De nombreuses recherches ont mis en exergue les effets négatifs pour la santé de la solitude et de l’isolement, notamment en raison d’une moindre surveillance de la santé globale, d’un mode de vie moins sain, d’une moindre observance en cas de traitement et d’un accès moins rapide aux soins en cas d’urgence. Cependant vivre seul devient un vrai défi pour les personnes âgées souffrant déjà de déclin cognitif, conclut cette équipe de gériatres de l’Université de Californie (UC)-San Francisco, qui parle d’un vrai « danger » et appelle à une restructuration des services et des équipes de santé pour suivre ces personnes à la fois seules et démentes.
On estime qu’environ 1 personne âgée sur 4 atteintes de démence ou de troubles cognitifs légers vit seule et est amenée à adopter des comportements dangereux, comme la conduite automobile non maîtrisée, l’errance à l’extérieur de la maison, les erreurs de prise de médicaments, la non-observance de rendez-vous médicaux importants. Alors qu’avec le vieillissement des populations, ce groupe de patients ne va faire qu’augmenter, nos systèmes de santé ne sont pas structurés pour les soutenir et les traiter.
Les chercheurs précisent qu’aux États-Unis, 79% des personnes âgées atteintes de déclin cognitif ont un revenu trop élevé pour être éligibles aux aides à domicile subventionnées par Medicaid dans les soins de longue durée. Les aides à domicile subventionnées plus nombreuses en Europe, au Japon et au Canada : la même équipe avait déjà montré via une revue de la littérature, couvrant 13 pays que l’accès aux soins était plus fluide dans d’autres pays, d’Europe notamment, qu’aux États-Unis.
Vivre seul est un déterminant social de santé majeur,
aussi négatif que la pauvreté, le racisme, un faible niveau d’études et…la démence, résume ici l’auteur principal, le Dr Elena Portacolone, chercheur à l’UCSF Institute for Health and Aging.

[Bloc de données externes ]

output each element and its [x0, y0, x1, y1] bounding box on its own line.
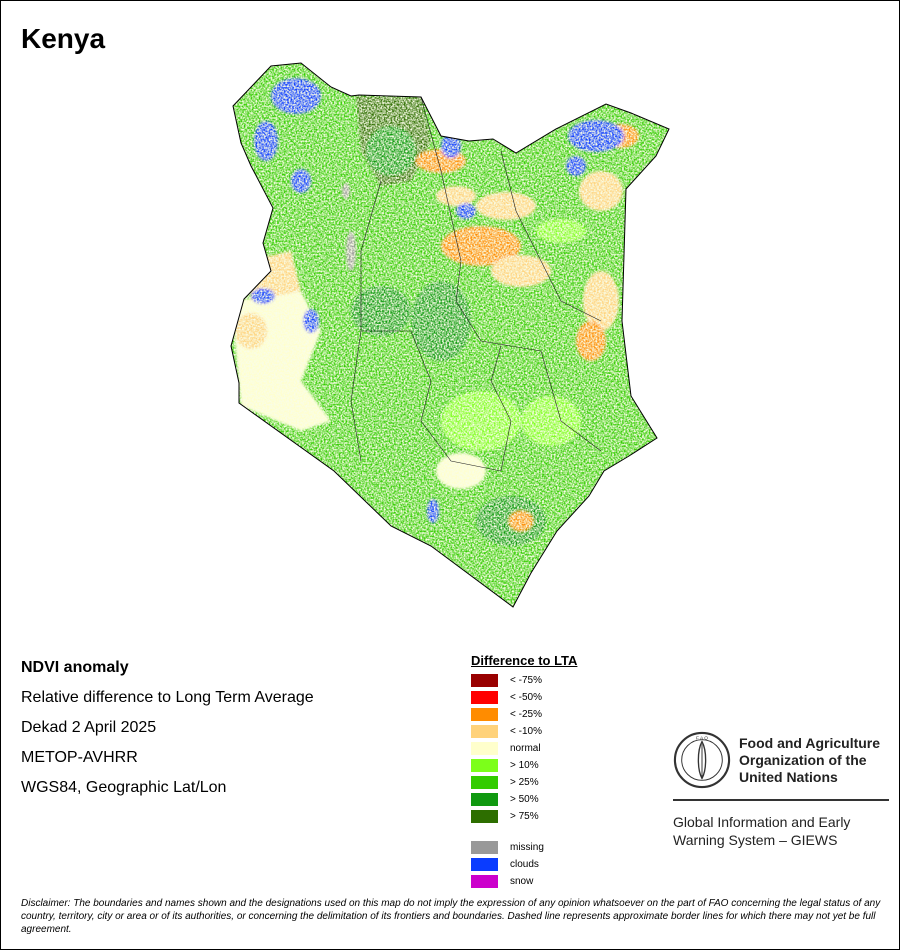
fao-logo-block: F A O Food and Agriculture Organization …: [673, 731, 889, 849]
legend-label: < -50%: [510, 692, 542, 703]
legend-entry: normal: [471, 740, 577, 757]
info-heading: NDVI anomaly: [21, 659, 129, 676]
legend-swatch: [471, 793, 498, 806]
legend: Difference to LTA < -75% < -50% < -25% < -1…: [471, 653, 577, 890]
legend-swatch: [471, 725, 498, 738]
info-line: WGS84, Geographic Lat/Lon: [21, 779, 227, 796]
legend-entry: < -10%: [471, 723, 577, 740]
admin-boundaries: [350, 96, 602, 472]
legend-label: > 75%: [510, 811, 539, 822]
org-name-line: Organization of the: [739, 751, 867, 768]
legend-swatch: [471, 875, 498, 888]
legend-swatch: [471, 674, 498, 687]
disclaimer: Disclaimer: The boundaries and names sho…: [21, 898, 881, 935]
legend-swatch: [471, 858, 498, 871]
info-line: Relative difference to Long Term Average: [21, 689, 314, 706]
legend-swatch: [471, 742, 498, 755]
legend-label: > 25%: [510, 777, 539, 788]
legend-label: > 10%: [510, 760, 539, 771]
legend-entry: > 25%: [471, 774, 577, 791]
org-name-line: Food and Agriculture: [739, 734, 881, 751]
legend-label: < -10%: [510, 726, 542, 737]
giews-line: Warning System – GIEWS: [673, 832, 838, 848]
giews-name: Global Information and Early Warning Sys…: [673, 813, 889, 849]
legend-entry: snow: [471, 873, 577, 890]
legend-entry: > 75%: [471, 808, 577, 825]
legend-entry: < -50%: [471, 689, 577, 706]
org-name-line: United Nations: [739, 768, 838, 785]
info-line: METOP-AVHRR: [21, 749, 138, 766]
info-line: Dekad 2 April 2025: [21, 719, 157, 736]
legend-label: clouds: [510, 859, 539, 870]
legend-entry: < -75%: [471, 672, 577, 689]
legend-label: missing: [510, 842, 544, 853]
legend-swatch: [471, 810, 498, 823]
legend-swatch: [471, 691, 498, 704]
legend-label: normal: [510, 743, 541, 754]
legend-swatch: [471, 708, 498, 721]
legend-label: snow: [510, 876, 534, 887]
legend-entry: > 10%: [471, 757, 577, 774]
divider: [673, 799, 889, 801]
legend-items: < -75% < -50% < -25% < -10% normal > 10% > 25%…: [471, 672, 577, 825]
ndvi-anomaly-map: [230, 62, 670, 608]
map-fill: [231, 63, 669, 607]
fao-org-name: Food and Agriculture Organization of the…: [739, 735, 880, 786]
legend-extras: missing clouds snow: [471, 839, 577, 890]
map-info: NDVI anomaly Relative difference to Long…: [21, 657, 314, 807]
legend-entry: > 50%: [471, 791, 577, 808]
giews-line: Global Information and Early: [673, 814, 851, 830]
fao-emblem-icon: F A O: [673, 731, 731, 789]
legend-swatch: [471, 759, 498, 772]
svg-text:F A O: F A O: [696, 736, 708, 742]
legend-label: > 50%: [510, 794, 539, 805]
legend-label: < -75%: [510, 675, 542, 686]
legend-entry: clouds: [471, 856, 577, 873]
map-title: Kenya: [21, 23, 106, 54]
legend-entry: < -25%: [471, 706, 577, 723]
legend-entry: missing: [471, 839, 577, 856]
legend-title: Difference to LTA: [471, 653, 578, 668]
legend-swatch: [471, 776, 498, 789]
legend-swatch: [471, 841, 498, 854]
legend-label: < -25%: [510, 709, 542, 720]
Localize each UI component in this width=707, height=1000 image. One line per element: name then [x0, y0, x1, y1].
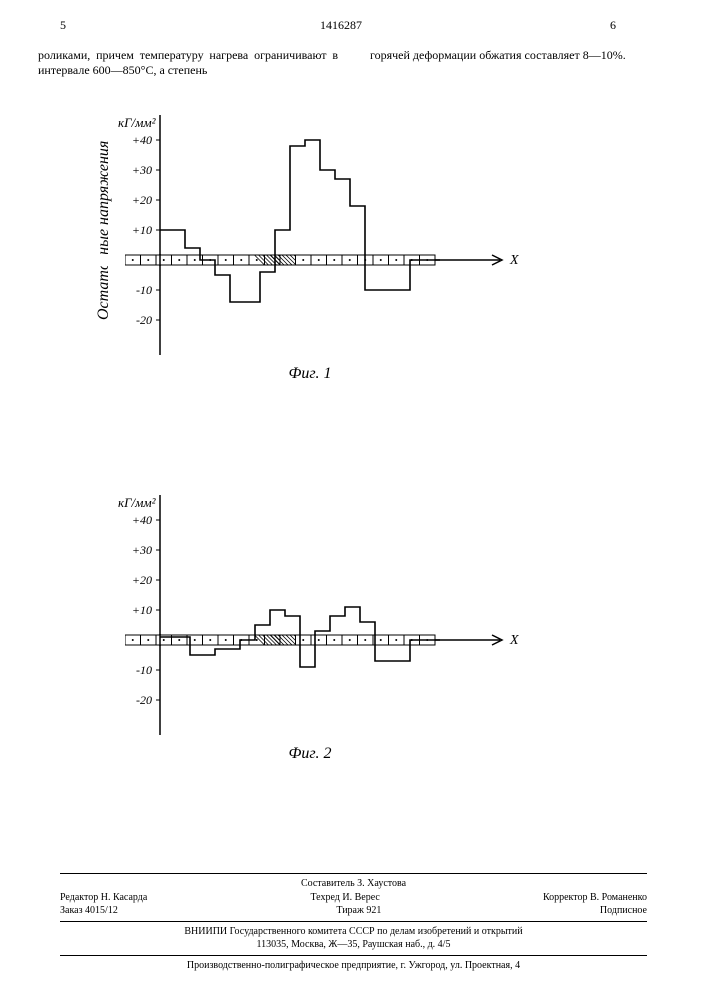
footer-tech: Техред И. Верес	[310, 891, 379, 905]
footer-order: Заказ 4015/12	[60, 904, 118, 918]
footer-corrector: Корректор В. Романенко	[543, 891, 647, 905]
svg-text:-10: -10	[136, 283, 152, 297]
footer: Составитель З. Хаустова Редактор Н. Каса…	[60, 870, 647, 972]
col-num-left: 5	[60, 18, 66, 33]
chart-1-caption: Фиг. 1	[100, 365, 520, 383]
svg-text:-20: -20	[136, 693, 152, 707]
svg-text:+20: +20	[132, 573, 152, 587]
svg-text:-20: -20	[136, 313, 152, 327]
doc-number: 1416287	[320, 18, 362, 33]
footer-tirage: Тираж 921	[336, 904, 381, 918]
footer-editor: Редактор Н. Касарда	[60, 891, 147, 905]
svg-text:кГ/мм²: кГ/мм²	[118, 115, 157, 130]
svg-text:+10: +10	[132, 223, 152, 237]
svg-text:+20: +20	[132, 193, 152, 207]
chart-1: XкГ/мм² +40 +30 +20 +10 -10 -20 Фиг. 1	[100, 105, 520, 383]
footer-line1: ВНИИПИ Государственного комитета СССР по…	[60, 925, 647, 939]
col-num-right: 6	[610, 18, 616, 33]
svg-text:кГ/мм²: кГ/мм²	[118, 495, 157, 510]
footer-line2: 113035, Москва, Ж—35, Раушская наб., д. …	[60, 938, 647, 952]
page: 5 1416287 6 роликами, причем температуру…	[0, 0, 707, 1000]
svg-text:+40: +40	[132, 133, 152, 147]
footer-sign: Подписное	[600, 904, 647, 918]
svg-text:+40: +40	[132, 513, 152, 527]
svg-text:X: X	[509, 253, 519, 268]
svg-text:X: X	[509, 633, 519, 648]
chart-2: XкГ/мм² +40 +30 +20 +10 -10 -20 Фиг. 2	[100, 485, 520, 763]
svg-text:+30: +30	[132, 543, 152, 557]
chart-2-svg: XкГ/мм² +40 +30 +20 +10 -10 -20	[100, 485, 520, 745]
svg-text:+10: +10	[132, 603, 152, 617]
svg-text:-10: -10	[136, 663, 152, 677]
footer-compiler: Составитель З. Хаустова	[60, 877, 647, 891]
footer-line3: Производственно-полиграфическое предприя…	[60, 959, 647, 973]
chart-2-caption: Фиг. 2	[100, 745, 520, 763]
text-col-left: роликами, причем температуру нагрева огр…	[38, 48, 338, 78]
svg-text:+30: +30	[132, 163, 152, 177]
text-col-right: горячей деформации обжатия составляет 8—…	[370, 48, 670, 63]
chart-1-svg: XкГ/мм² +40 +30 +20 +10 -10 -20	[100, 105, 520, 365]
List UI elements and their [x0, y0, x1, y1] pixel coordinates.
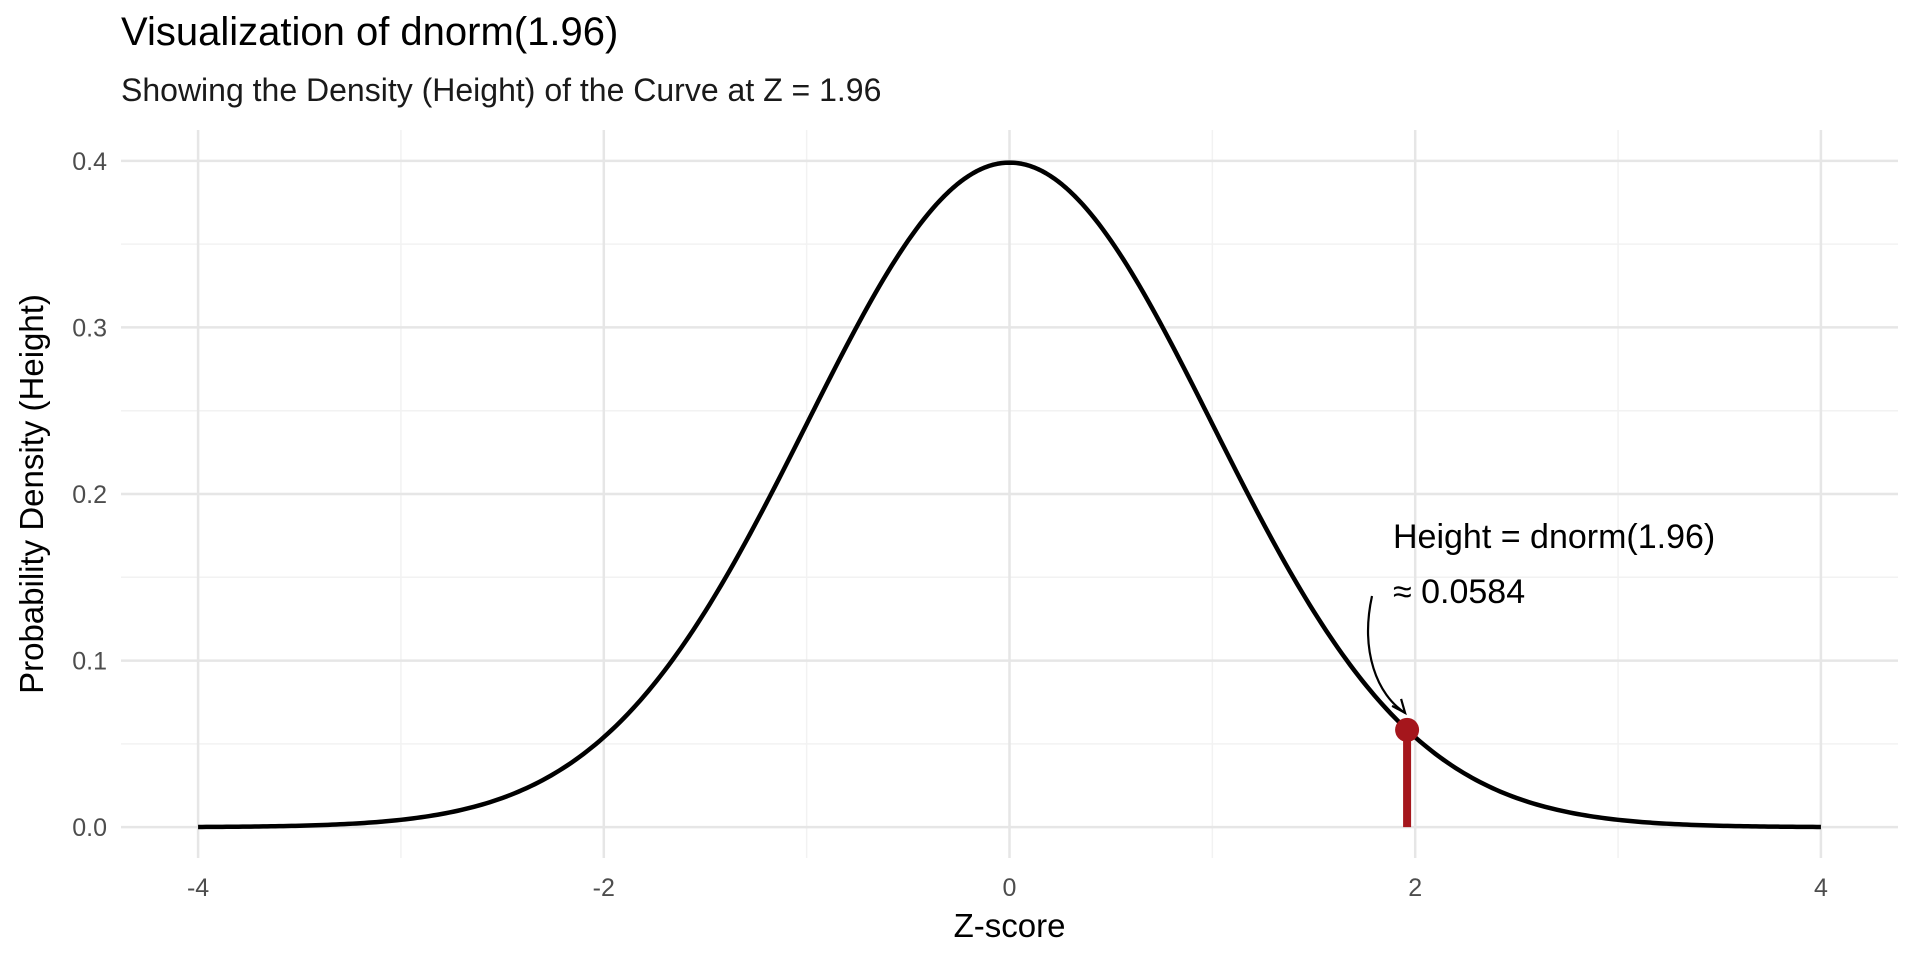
annotation-line-2: ≈ 0.0584	[1393, 573, 1525, 611]
x-tick-label: 4	[1814, 874, 1828, 902]
x-tick-labels: -4 -2 0 2 4	[187, 874, 1828, 902]
annotation-line-1: Height = dnorm(1.96)	[1393, 518, 1715, 556]
y-tick-label: 0.3	[72, 314, 107, 342]
y-tick-label: 0.1	[72, 648, 107, 676]
annotation-arrow	[1367, 595, 1406, 714]
x-axis-title: Z-score	[954, 907, 1066, 944]
y-tick-label: 0.4	[72, 148, 107, 176]
y-tick-labels: 0.0 0.1 0.2 0.3 0.4	[72, 148, 107, 842]
chart-title: Visualization of dnorm(1.96)	[121, 10, 619, 54]
major-gridlines	[121, 130, 1898, 858]
chart-subtitle: Showing the Density (Height) of the Curv…	[121, 72, 882, 108]
x-tick-label: -2	[593, 874, 615, 902]
y-tick-label: 0.0	[72, 814, 107, 842]
x-tick-label: 2	[1408, 874, 1422, 902]
x-tick-label: -4	[187, 874, 209, 902]
y-tick-label: 0.2	[72, 481, 107, 509]
highlight-point	[1395, 717, 1420, 742]
arrow-head-icon	[1391, 698, 1407, 716]
x-tick-label: 0	[1003, 874, 1017, 902]
y-axis-title: Probability Density (Height)	[13, 294, 50, 694]
density-curve	[198, 160, 1821, 830]
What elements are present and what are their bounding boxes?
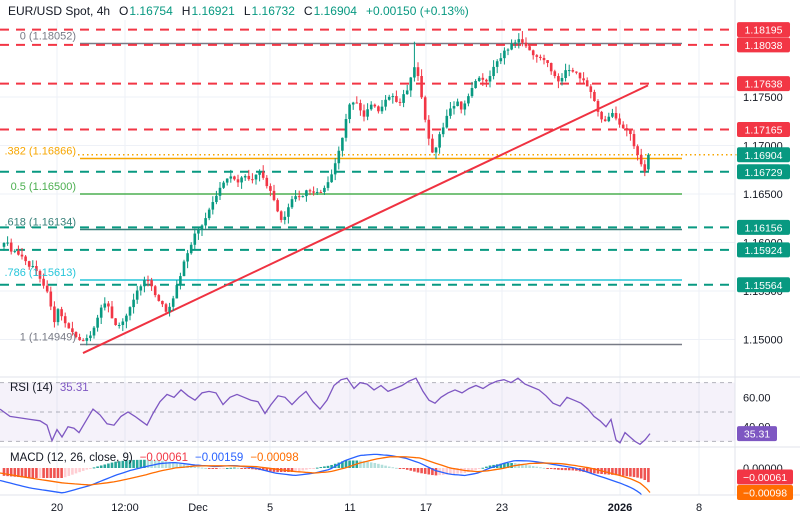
svg-text:−0.00061: −0.00061 (743, 472, 787, 484)
support-badge: 1.16729 (737, 164, 790, 180)
svg-text:1.18195: 1.18195 (745, 25, 783, 37)
svg-text:1.15000: 1.15000 (743, 335, 783, 347)
svg-text:0.5 (1.16500): 0.5 (1.16500) (11, 181, 76, 193)
axis-badges: 1.18195 1.18038 1.17638 1.17165 1.16729 1.161… (737, 22, 793, 500)
svg-text:1.17638: 1.17638 (745, 79, 783, 91)
svg-text:.618 (1.16134): .618 (1.16134) (4, 217, 76, 229)
svg-text:.786 (1.15613): .786 (1.15613) (4, 267, 76, 279)
time-axis-labels: 20 12:00 Dec 5 11 17 23 2026 8 (51, 502, 702, 514)
rsi-band (0, 382, 735, 442)
macd-signal-badge: −0.00098 (737, 485, 793, 500)
svg-text:−0.00098: −0.00098 (743, 488, 787, 500)
svg-text:11: 11 (344, 502, 355, 514)
svg-text:1.17500: 1.17500 (743, 92, 783, 104)
svg-text:35.31: 35.31 (744, 429, 770, 441)
svg-text:1.17165: 1.17165 (745, 124, 783, 136)
rsi-line (0, 377, 651, 446)
svg-text:8: 8 (696, 502, 702, 514)
svg-text:1.15924: 1.15924 (745, 245, 783, 257)
macd-lines (0, 453, 651, 495)
rsi-plot (0, 377, 651, 446)
resistance-badge: 1.18195 (737, 22, 790, 38)
resistance-badge: 1.18038 (737, 37, 790, 53)
candlestick-series (2, 31, 650, 346)
time-axis[interactable] (0, 495, 800, 519)
svg-text:60.00: 60.00 (743, 392, 771, 404)
svg-text:1.16729: 1.16729 (745, 167, 783, 179)
price-axis[interactable] (735, 0, 800, 495)
current-price-badge: 1.16904 (737, 147, 790, 163)
svg-text:20: 20 (51, 502, 63, 514)
svg-text:1 (1.14949): 1 (1.14949) (20, 331, 76, 343)
level-lines (0, 28, 730, 286)
svg-text:12:00: 12:00 (111, 502, 139, 514)
resistance-badge: 1.17165 (737, 121, 790, 137)
svg-text:1.16904: 1.16904 (745, 150, 783, 162)
svg-text:23: 23 (496, 502, 508, 514)
rsi-value-badge: 35.31 (737, 426, 777, 442)
pane-separators (0, 0, 800, 496)
svg-text:1.16500: 1.16500 (743, 189, 783, 201)
svg-text:.382 (1.16866): .382 (1.16866) (4, 145, 76, 157)
macd-signal-line (0, 456, 651, 493)
svg-text:0 (1.18052): 0 (1.18052) (20, 30, 76, 42)
trendline (82, 84, 649, 354)
support-badge: 1.15564 (737, 277, 790, 293)
support-badge: 1.15924 (737, 242, 790, 258)
svg-text:1.15564: 1.15564 (745, 280, 783, 292)
resistance-badge: 1.17638 (737, 76, 790, 92)
svg-text:17: 17 (420, 502, 432, 514)
svg-text:1.18038: 1.18038 (745, 40, 783, 52)
fib-labels: 0 (1.18052) .382 (1.16866) 0.5 (1.16500) .6… (4, 30, 76, 343)
svg-text:Dec: Dec (188, 502, 208, 514)
support-badge: 1.16156 (737, 219, 790, 235)
macd-histogram-badge: −0.00061 (737, 469, 793, 485)
svg-text:5: 5 (267, 502, 273, 514)
svg-text:1.16156: 1.16156 (745, 222, 783, 234)
svg-text:2026: 2026 (608, 502, 632, 514)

L’étude, qualitative, a interrogé 76 professionnels de santé, médecins, infirmières, assistants sociaux, aidants et aides à domicile. Ces participants avaient pratiqué au sein de cliniques de mémoire ou de service de longs séjours ou pour des services de soins à domicile ou des services sociaux. Parmi les préoccupations de ces professionnels quant au suivi des personnes âgées seules et démentes :
- de grandes inquiétudes sur le non-respect des rendez-vous médicaux ;
- l’absence fréquente de réponse aux appels téléphoniques de suivi du médecin ou du soignant ;
- l’oubli des motifs de consultations et des traitements en cours ;
- l’incapacité de renseigner le médecin sur des informations santé clés de leur dossier ;
- l’absence de contact d’urgence ou l’incapacité à le contacter ;
- et, bien sûr, l’absence de proche sur qui compter en cas d’urgence.
« Ces patients échappent totalement au radar du système de santé »,
écrivent les chercheurs : « Nous n’avons pas le personnel nécessaire pour les atteindre et les suivre ».
Ces patients restent ainsi à risque de problèmes médicaux non traités, d’autonégligence, de malnutrition et de chutes. Leurs appels aux services d’urgence sont parfois sans suite en raison soit de la pénurie de personnel ; soit de l’incompréhension de la demande. Ainsi, la plupart du temps,
- ces patients restent non-identifiés jusqu’à ce qu’ils soient envoyés à l’hôpital
- à la suite d’une urgence, en raison d’une chute ou une réaction à un médicament, par exemple.
Ces résultats qui mettent clairement « en accusation » les systèmes de santé, qui ne sont aujourd’hui pas suffisamment structurés pour offrir un accès adapté aux soins à ces patients à la fois âgés, seuls et déments, plaident pour une nouvelle organisation apportant un soutien social et sanitaire à ces personnes âgées amenées à vivre de plus en plus longtemps et souvent seules.